Pour Javier Milei et sa coalition, il suffisait donc de dénoncer un à un, cette fois-ci sans concessions, les abcès de ce modèle subverti. C’est ce qu’il a fait, à travers une gestualité acide, parfois brutale et repoussante, en évoquant un « modèle d’appauvrissement mis en œuvre depuis des décennies par une caste politique corrompue ». La créativité et la provocation dans la forme lui ont permis de conquérir l’audience et le champ médiatique. Le slogan libertaire a fait écho au soulèvement historique de certaines provinces de l’intérieur du pays s’opposant au diktat du pouvoir central (cordobazo). Le peuple l’a entendu. Sa virginité politique a favorisé le choix du risque et de la confiance. On notera au passage le silence intellectuel, universitaire et militant d’un large secteur social-démocrate - à droite comme à gauche - sur ce modèle kleptocratique d’appauvrissement. Est-ce un hasard si la plupart des médias internationaux l’ont dépeint comme une menace et le mouton noir de la démocratie ?
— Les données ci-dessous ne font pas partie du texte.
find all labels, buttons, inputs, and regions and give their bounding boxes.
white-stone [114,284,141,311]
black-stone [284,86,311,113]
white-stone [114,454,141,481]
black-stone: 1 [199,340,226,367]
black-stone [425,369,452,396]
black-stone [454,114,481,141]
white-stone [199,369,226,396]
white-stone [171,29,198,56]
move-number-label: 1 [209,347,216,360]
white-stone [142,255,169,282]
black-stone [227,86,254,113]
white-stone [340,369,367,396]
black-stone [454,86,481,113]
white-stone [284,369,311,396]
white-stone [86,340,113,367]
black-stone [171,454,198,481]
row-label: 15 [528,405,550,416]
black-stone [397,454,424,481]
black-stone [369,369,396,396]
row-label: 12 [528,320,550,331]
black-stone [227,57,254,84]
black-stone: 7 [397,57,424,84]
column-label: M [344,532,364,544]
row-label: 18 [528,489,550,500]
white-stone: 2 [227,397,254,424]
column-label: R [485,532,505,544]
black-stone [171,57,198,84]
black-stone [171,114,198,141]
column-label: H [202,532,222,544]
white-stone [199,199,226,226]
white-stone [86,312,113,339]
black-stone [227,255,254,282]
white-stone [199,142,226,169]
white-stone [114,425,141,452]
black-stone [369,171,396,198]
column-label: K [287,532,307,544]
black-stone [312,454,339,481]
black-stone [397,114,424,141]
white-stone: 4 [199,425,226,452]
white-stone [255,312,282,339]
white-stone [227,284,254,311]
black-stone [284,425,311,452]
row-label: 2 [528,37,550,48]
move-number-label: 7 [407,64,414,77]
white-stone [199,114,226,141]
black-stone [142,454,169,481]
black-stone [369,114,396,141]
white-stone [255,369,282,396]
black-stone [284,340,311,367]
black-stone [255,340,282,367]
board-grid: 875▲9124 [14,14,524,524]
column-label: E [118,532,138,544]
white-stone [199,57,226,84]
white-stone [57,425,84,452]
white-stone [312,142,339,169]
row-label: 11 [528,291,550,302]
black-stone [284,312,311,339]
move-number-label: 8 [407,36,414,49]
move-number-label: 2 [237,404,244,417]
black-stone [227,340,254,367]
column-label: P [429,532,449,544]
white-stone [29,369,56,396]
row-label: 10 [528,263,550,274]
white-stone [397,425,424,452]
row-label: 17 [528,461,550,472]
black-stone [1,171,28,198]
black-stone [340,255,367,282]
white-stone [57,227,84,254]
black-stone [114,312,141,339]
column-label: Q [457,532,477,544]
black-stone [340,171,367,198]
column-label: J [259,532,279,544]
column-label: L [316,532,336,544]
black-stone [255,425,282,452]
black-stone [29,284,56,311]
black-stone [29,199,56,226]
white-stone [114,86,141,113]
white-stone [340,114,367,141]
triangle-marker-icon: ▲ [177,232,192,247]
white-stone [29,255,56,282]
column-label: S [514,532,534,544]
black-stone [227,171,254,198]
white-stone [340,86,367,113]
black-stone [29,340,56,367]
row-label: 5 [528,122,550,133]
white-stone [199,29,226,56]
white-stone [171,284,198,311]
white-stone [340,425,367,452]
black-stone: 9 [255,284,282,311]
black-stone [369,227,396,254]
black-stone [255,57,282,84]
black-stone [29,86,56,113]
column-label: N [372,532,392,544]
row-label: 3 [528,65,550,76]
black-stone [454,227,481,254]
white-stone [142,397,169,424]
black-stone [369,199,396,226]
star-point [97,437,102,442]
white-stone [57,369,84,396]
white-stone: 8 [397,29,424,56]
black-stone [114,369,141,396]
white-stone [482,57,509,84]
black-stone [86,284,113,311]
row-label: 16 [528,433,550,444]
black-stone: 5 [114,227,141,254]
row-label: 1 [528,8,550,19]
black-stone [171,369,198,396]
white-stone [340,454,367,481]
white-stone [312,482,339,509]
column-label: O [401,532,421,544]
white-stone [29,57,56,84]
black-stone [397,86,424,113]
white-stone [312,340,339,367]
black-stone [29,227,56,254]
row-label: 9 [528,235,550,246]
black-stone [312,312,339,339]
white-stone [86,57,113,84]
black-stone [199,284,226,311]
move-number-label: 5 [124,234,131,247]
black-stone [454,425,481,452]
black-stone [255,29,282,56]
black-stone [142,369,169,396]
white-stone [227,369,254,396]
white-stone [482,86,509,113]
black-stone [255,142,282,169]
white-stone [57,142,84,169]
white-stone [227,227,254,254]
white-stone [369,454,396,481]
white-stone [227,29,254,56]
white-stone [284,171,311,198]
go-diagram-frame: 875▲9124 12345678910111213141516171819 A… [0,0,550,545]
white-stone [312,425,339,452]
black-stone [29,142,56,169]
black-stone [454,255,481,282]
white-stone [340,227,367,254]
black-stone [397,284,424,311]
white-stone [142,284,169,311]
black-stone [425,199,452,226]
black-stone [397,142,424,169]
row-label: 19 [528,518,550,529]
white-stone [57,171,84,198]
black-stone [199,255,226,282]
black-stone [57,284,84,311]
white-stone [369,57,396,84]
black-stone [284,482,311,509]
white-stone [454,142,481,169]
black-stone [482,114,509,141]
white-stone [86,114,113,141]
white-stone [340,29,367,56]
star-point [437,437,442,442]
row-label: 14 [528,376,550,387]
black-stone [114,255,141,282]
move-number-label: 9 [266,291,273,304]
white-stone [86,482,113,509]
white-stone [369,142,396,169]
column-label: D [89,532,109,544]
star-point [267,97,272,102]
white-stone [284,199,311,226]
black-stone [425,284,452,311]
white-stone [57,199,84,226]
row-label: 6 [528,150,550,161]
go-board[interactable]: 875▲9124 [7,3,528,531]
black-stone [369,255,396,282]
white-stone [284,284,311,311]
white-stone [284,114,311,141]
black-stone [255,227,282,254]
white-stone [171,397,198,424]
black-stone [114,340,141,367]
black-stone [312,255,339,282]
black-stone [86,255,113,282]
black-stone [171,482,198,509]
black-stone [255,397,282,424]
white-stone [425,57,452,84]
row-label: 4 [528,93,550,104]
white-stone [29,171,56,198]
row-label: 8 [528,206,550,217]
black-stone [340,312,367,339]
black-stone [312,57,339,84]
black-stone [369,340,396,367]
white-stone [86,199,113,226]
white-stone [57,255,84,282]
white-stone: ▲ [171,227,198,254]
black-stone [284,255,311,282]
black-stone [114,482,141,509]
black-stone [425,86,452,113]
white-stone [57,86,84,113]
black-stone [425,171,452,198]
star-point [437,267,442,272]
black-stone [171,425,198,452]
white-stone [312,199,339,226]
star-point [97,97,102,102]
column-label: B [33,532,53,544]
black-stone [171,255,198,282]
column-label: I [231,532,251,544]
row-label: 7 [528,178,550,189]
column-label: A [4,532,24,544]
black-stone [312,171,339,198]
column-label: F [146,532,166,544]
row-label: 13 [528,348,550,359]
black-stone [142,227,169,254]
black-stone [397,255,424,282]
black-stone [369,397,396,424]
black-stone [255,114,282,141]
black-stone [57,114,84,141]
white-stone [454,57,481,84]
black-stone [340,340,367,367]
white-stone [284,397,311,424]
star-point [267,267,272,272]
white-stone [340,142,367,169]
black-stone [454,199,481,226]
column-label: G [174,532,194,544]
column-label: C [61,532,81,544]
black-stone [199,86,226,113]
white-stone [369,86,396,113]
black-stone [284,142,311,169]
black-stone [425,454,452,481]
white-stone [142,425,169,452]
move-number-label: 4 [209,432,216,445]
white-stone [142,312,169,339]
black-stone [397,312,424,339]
Le redressement reste à construire bien évidemment et les résistances seront nombreuses. Mais il faut déjà souligner certaines lignes de la bataille politico-culturelle qu’une majorité sociale a choisi d’accompagner. Le projet de La Libertad Avanza prône la fin des privilèges d’une élite politique parasitaire, la liberté d’échange et le rôle surdimensionné de l’État dissimulé derrière une idéologie néo-autoritaire. Elle critique les privilèges ou l’influence drapée dans le droit-de-l’hommisme, les politiques sociales ou la prédation économique jouissant d’une large complicité politique et juridique. Elle rejette l’idée d’un État obèse, absorbant la moitié du PIB et converti de plus en plus en arbitre d’une vie sociale dont les valeurs ont été en partie perverties. La coalition libertaire s’aventure également à faire bouger les verrous installés durant quatre décennies de political warfare suite à la guerre civile (1959-1983) et la Guerre de l’Atlantique Sud (Malouines).

En somme, ce discours de déconstruction rime avec le retour d’une volonté de puissance et avec la restitution d’un « destin manifeste » inscrit dans l’imaginaire argentin. D’où les rappels à l’histoire du nouveau président élu, notamment à Juan Bautista Alberdi et Julio Argentino Roca, deux architectes majuscules de l’édifice républicain des XVIIIe et XIXe siècles. Il s’agit de proposer d’un modèle d’État-providence, assis léthargiquement sur une richesse nationale capturée par une minorité, à un État combatif susceptible de redistribuer l’effort collectif et de jouer un rôle protagoniste dans la mondialisation, celle-ci étant envisagée comme une opportunité et une extension de la liberté en germe dans l’identité argentine. L’expérience récente du gouvernement de droite de Mauricio Macri (2015-2019) a montré l’échec d’une transition conçue en demi-teinte. Il faudra donc un subtil mélange de détermination, de générosité et d’intelligence politique pour mener à bien ce chantier pour le moins ambitieux.

Puisse ce vent de liberté qui se lève en terre australe être entendu sur d’autres terres où la démocratie est sous emprise…

Notes

1 1380 milliards de pesos pour Sergio Massa contre 455 millions de pesos pour Javier Milei, rapport de 846 à 1.